Mirae Asset Global Investments, which manages $135 billion in assets globally, is maintaining its overall constructive outlook for the India market despite the country’s cloudy growth forecast.
Recent consumption-related indicators, including auto sales and imports, have trended weaker, but CIO Rahul Chadha (pictured below) is confident that a policy response-led pick up from the second half of 2019, will enable India to move into the next stage of development.
‘From a global context, in the current environment of global secular stagnation, India stands out with superior expected growth over the next three to five years,’ he told Citywire Asia.
Developed markets typically trade at a premium due to their stronger institutional framework. Chadha believes that with good governance led by Prime Minister Modi, India is making strides in strengthening its institutional framework, which provides a floor to GDP growth.
‘Moreover, with ongoing US-China trade issues, India is one of the less export-reliant and more domestic-oriented economies and should remain more resilient.
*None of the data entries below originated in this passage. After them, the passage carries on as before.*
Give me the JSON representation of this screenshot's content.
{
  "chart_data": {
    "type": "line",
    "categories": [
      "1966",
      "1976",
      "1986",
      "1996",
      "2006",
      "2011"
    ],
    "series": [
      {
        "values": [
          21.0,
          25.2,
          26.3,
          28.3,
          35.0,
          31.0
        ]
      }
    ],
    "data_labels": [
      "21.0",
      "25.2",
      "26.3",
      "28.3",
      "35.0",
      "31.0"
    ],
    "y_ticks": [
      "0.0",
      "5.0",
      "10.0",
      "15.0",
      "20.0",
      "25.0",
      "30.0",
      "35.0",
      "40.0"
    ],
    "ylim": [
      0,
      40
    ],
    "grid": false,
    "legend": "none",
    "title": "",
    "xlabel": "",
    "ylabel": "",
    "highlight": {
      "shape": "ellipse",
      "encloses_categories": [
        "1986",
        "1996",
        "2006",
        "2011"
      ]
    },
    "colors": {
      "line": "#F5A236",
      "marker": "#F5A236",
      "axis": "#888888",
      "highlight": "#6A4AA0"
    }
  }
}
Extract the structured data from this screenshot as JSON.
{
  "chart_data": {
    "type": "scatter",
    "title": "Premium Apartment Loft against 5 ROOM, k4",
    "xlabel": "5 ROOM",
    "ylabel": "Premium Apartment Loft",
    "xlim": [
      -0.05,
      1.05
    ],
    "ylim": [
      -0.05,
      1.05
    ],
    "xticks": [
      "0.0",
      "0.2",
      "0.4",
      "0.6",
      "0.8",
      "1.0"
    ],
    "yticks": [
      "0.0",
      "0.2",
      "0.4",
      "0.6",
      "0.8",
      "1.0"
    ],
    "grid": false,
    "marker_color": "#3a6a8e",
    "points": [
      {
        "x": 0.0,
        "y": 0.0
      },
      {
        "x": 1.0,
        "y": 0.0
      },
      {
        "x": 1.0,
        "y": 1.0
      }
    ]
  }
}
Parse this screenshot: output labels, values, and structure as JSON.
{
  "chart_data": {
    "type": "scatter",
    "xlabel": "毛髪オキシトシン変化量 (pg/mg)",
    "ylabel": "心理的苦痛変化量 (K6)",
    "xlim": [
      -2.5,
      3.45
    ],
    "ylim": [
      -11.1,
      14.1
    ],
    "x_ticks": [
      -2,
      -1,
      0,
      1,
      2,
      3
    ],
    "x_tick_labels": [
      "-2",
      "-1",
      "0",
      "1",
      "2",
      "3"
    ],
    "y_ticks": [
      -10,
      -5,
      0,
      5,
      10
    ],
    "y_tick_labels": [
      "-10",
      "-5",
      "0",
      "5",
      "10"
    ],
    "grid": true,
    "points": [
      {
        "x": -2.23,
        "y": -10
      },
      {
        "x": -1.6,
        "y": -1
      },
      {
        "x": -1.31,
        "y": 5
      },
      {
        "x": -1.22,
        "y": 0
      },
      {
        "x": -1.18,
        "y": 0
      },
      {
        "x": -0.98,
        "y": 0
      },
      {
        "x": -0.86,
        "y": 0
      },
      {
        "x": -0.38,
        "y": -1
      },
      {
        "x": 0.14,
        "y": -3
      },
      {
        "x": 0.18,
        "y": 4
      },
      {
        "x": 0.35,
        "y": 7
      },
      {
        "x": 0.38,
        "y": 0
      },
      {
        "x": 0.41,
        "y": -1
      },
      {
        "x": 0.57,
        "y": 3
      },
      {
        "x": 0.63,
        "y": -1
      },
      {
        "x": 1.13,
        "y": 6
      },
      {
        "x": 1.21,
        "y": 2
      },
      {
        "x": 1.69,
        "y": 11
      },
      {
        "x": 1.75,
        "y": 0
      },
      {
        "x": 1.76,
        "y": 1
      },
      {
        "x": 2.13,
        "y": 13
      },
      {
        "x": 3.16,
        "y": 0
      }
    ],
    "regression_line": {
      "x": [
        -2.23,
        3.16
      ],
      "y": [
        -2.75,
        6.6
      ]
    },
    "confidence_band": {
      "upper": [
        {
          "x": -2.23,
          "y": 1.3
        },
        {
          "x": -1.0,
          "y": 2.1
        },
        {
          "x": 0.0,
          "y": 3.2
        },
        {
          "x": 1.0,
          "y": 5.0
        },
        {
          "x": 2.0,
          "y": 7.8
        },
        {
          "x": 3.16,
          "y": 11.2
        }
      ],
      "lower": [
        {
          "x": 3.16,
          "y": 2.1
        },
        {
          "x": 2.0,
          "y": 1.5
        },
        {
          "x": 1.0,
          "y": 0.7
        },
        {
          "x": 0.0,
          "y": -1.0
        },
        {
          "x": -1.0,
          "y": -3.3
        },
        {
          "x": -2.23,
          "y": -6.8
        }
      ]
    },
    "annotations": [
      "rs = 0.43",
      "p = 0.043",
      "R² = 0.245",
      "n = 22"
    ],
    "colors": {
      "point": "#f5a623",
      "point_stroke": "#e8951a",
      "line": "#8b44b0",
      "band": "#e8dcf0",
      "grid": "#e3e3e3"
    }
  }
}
‘Multinational companies have already begun to explore shifting production facilities outside China. India, with a large working-age population, could be one of the prime beneficiaries of this,’ he said.
In terms of valuations, Mirae Asset believes Indian equities are still at a reasonable level and this is a good opportunity to be invested. The India market has year-to-date underperformed Asia ex-Japan, so this appears to be a good entry point.
In the consumer discretionary sector, the South Korean manager sees opportunities in jewellery and air conditioning companies. The firm also likes the Indian financials sector for its attractive risk-reward in select corporate banks, which have seen improvement in their balance sheets.
In the public space, Mirae Asset is eyeing utilities and oil marketing companies that are high return on equity and trade at very attractive valuations.
‘Our view is that there are pockets within Indian equities where valuations appear stretched, and we are more wary of this,’ Chadha said. ‘For example, some of the consumer staples companies have P/E multiples of 45-50x, while growth is slowing.
‘Certain midcaps despite 30-40% price correction have a further downside as stocks are being valued at 20-25x on cyclically high operating margins, we would also be careful of finance companies and banks with weak liability franchise,’ he warned.